Um Mal Chamado Impiedade
Um trecho de O Evangelho Segundo o Espiritismo chama a atenção, entre tantos outros, é óbvio. Transcrevo o final do trecho, que está identificado no final da própria transcrição parcial: “(...) Jesus Cristo é o vencedor do mal, sede os vencedores da impiedade”. – O Espírito da Verdade, Paris 1860 – em O Evang. Seg. o Espiritismo (capítulo VI, item 5), na edição IDE, com tradução de Salvador Gentille.
Ora, segundo o dicionário, impiedade quer dizer crueldade, desumanidade,
ausência de misericórdia. E o mais interessante é que o autor do convite
dirige-se aos espíritas, especificamente, como se pode apreender do parágrafo em questão.

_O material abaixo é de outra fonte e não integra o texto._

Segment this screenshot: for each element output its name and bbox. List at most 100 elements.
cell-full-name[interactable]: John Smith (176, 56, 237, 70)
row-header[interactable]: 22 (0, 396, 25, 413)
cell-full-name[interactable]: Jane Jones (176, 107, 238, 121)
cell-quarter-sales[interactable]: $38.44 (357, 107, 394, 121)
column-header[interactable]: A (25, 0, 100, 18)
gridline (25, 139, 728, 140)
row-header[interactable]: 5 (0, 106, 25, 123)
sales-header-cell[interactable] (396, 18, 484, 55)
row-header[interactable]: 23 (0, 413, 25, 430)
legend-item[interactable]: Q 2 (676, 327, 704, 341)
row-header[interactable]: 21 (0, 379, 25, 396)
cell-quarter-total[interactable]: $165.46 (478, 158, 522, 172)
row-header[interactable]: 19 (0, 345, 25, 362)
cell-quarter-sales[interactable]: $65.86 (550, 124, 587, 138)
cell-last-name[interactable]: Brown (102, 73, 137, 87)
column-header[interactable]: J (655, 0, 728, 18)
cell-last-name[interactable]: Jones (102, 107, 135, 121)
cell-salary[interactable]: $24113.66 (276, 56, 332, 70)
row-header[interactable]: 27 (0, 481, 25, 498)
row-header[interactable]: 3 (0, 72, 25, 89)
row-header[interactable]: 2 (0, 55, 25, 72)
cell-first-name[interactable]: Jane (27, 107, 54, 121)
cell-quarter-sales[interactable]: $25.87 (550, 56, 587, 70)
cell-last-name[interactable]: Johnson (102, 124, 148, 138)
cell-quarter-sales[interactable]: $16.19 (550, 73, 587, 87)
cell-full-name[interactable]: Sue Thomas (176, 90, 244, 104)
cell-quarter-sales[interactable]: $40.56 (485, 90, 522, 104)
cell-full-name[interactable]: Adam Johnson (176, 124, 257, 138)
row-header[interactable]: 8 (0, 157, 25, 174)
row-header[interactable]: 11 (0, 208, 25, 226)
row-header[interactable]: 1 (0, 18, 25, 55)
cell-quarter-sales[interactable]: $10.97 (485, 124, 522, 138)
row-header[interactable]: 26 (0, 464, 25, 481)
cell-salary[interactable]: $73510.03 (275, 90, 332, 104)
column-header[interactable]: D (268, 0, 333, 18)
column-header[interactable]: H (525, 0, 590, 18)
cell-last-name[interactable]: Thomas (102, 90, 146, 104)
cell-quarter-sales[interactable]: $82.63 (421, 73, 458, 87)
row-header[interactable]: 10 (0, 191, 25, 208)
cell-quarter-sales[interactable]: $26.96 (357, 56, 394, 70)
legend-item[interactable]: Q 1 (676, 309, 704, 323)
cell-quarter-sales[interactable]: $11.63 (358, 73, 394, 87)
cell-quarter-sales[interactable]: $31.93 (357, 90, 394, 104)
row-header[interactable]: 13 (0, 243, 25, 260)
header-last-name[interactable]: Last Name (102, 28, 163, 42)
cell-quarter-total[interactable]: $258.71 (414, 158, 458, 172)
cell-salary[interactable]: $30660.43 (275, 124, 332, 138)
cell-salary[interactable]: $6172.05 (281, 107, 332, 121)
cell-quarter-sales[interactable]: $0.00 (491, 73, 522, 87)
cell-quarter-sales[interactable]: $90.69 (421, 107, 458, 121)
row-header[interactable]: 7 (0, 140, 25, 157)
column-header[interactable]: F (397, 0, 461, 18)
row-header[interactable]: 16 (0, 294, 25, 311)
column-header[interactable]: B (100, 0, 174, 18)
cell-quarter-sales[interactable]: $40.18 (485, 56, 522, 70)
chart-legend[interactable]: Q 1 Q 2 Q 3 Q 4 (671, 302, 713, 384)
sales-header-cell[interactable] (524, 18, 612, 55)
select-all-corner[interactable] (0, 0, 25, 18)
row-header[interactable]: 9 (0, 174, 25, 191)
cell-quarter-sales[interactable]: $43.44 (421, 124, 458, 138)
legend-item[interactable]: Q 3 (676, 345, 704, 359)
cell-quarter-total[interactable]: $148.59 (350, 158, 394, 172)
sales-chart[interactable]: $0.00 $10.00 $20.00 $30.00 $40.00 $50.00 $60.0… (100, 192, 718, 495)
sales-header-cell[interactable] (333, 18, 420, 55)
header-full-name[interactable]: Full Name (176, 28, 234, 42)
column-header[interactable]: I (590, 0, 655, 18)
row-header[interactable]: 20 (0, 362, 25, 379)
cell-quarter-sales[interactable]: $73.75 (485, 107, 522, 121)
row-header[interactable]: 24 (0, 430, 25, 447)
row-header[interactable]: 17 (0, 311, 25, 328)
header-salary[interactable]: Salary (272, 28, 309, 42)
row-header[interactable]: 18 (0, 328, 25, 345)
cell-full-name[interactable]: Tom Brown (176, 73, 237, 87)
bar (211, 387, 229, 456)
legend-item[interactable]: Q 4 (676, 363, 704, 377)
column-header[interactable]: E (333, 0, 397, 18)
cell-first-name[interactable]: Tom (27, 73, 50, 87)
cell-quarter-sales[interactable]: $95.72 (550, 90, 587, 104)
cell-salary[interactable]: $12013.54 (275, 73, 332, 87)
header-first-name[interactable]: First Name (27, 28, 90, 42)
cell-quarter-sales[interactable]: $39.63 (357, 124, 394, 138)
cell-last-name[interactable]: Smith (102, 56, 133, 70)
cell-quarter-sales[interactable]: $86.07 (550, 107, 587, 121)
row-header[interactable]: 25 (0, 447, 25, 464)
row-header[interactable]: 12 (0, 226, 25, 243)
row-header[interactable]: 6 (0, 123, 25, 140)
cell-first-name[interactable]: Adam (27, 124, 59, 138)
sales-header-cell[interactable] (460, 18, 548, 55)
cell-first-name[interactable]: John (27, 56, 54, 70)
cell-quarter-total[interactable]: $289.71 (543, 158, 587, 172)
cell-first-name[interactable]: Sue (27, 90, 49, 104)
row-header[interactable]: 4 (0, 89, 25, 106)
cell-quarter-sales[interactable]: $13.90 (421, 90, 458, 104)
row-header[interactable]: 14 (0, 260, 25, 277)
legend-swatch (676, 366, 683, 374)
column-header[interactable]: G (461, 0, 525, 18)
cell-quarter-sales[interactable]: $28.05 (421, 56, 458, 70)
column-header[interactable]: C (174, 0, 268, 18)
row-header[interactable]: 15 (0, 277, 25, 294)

É que ainda somos um tanto cruéis com os equívocos, tombos, desacertos e
dificuldades de nossos irmãos de ideal. Se alguém erra, por qualquer motivo,
somos apressados na crítica, no julgamento precipitado e nem consideramos as
décadas de acertos ou contingente de esforços daquele irmão que tanto lutou
para, agora, num momento difícil, equivocar-se. Basta fazer um retrospecto de
memória: quantas vezes deixamos de usar misericórdia diante dos equívocos
alheios?
E o mais curioso: muitas vezes somos impiedosos conosco mesmo. Erramos com
conhecimento de causa, reconhecemos o erro e entramos num processo de culpa de
largas proporções. Ora, tanto num como noutro caso, é preciso o esforço da
indulgência, da benevolência, do perdão, para que alcancemos o estágio de
equilíbrio diante das situações conflitantes. Isto nos remete a outro trecho da
mesma obra acima referida:
“(...) O mal-estar se torna geral. A quem responsabilizar, senão a vós mesmos,
que procurais sem cessar destruir-vos uns aos outros? Não podeis ser felizes sem
a mútua benevolência. E como a benevolência pode coexistir com o orgulho? O
orgulho! Está aí a fonte de todos os vossos males. (...) Por que tendes em tão
grande estima o que brilha e encanta os olhos em detrimento do que toca o
coração? (...) Quando a consideração que se concede às pessoas é medida pelo
peso do ouro que elas possuem , ou pelo nome que trazem, que interesse podem ter
estas pessoas em se corrigirem de seus defeitos? (...). O trecho é de Adolfo,
Bispo de Alger – Marmande, 1862 – e está em O Evangelho Segundo o Espiritismo
(capítulo VII, item 12).
O trecho nos traz a palavra benevolência, que significa: disposição bondosa de
promover a felicidade do outro, por generosidade. E apresenta um detalhe
extraordinário: Não podeis ser felizes, sem a mútua benevolência! (que
destacamos).
Eis o exercício que nos cabe prioritariamente nos dias atuais. Nós que dizemos
amar, que lutamos pela expansão do pensamento espírita, estamos esquecidos do
dever principal, entre nós mesmos. Por quê? Que direito detemos de julgar,
interferir, impor? Que autoridade possuímos? Somos todos aprendizes, novatos e
inexperientes.
Estas reflexões surgiram com o trecho colhido na Revista Espírita de março de
1867 (Edicel, tradução de Júlio Abreu Filho). Diz o texto assinado por Um
Espírito e intitulado Solidariedade, em transcrição parcial: “(...) O homem não
é um ser isolado, é um ser coletivo. O homem é solidário do homem. É em vão que
procura o complemento do seu ser, isto é, a felicidade em si mesmo ou no que o
rodeia isoladamente; não pode encontrá-lo senão no homem ou na humanidade. Então
nada fazeis para ser pessoalmente feliz, tanto que a infelicidade de um membro
da humanidade, de uma parte de vós mesmo, poderá vos afligir. (...)” E, mais
adiante, essa conclusão notável: “(...) O Espiritismo bem compreendido é para a
vida o que o trabalho material é para a vida do corpo. Ocupai-vos dele com este
objetivo e ficai certos de que quando tiverdes feito, para o vosso melhoramento
moral, a metade do que fazeis para melhorar a vossa existência material, tereis
feito a humanidade dar um grande passo”.
Ora, as últimas linhas do trecho transcrito trazem a chave da questão: o
aprimoramento moral redunda no respeito ao próximo que, por sua vez, traz a
essência dos ensinos dos Evangelhos e elimina a crueldade, a indiferença, a
impiedade, enfim, que tantos danos têm causado à tranqüilidade e progresso
humanos.
Matéria originariamente publicada no jornal O Clarim, edição de fevereiro de 2005.